Several converging factors are putting the squeeze on the cattle value chain and industry dynamics, and the recent cyber attack on JBS has added another layer of disruption to an already stressed system.
JBS announced the hacking, possibly Russian in origin, earlier this week. The cyber attack meant the company ceased slaughter in several plants, including the Brooks, Alta., facility.
The cattle industry is already under significant pressure at the packer level, and any disruption at all adds to the strain on the system as processing facilities try to get current.
To discuss how this latest stress impacts policy discussions surrounding packer profits, cattle pricing, and consolidation, RealAg Radio host Shaun Haney is joined by Drovers’ editor Greg Henderson.

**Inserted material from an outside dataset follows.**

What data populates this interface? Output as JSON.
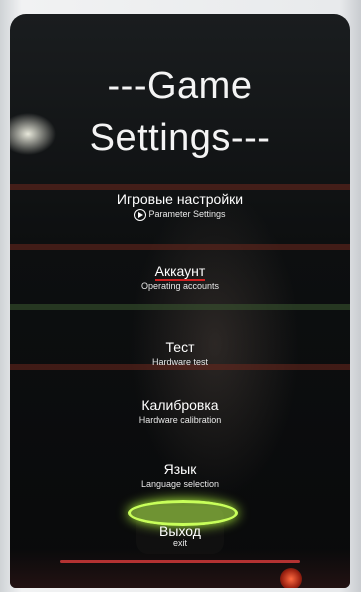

Henderson says that this latest event is the third “black swan” event since late 2019 for the cattle industry. First, there was the plant fire in Kansas, then the pandemic, and now this.
After each event, there was a crash in futures, and pressure on live cattle prices, and now with feed prices going higher, ranchers and feedlot operators are left in turmoil.
“Too many producers are on the verge of financial ruin,” Henderson says. The packers have a stranglehold, not just on prices but also on processing capacity, and that has many talking about expanding capacity and possible legislative action to add transparency and competitiveness back into the market.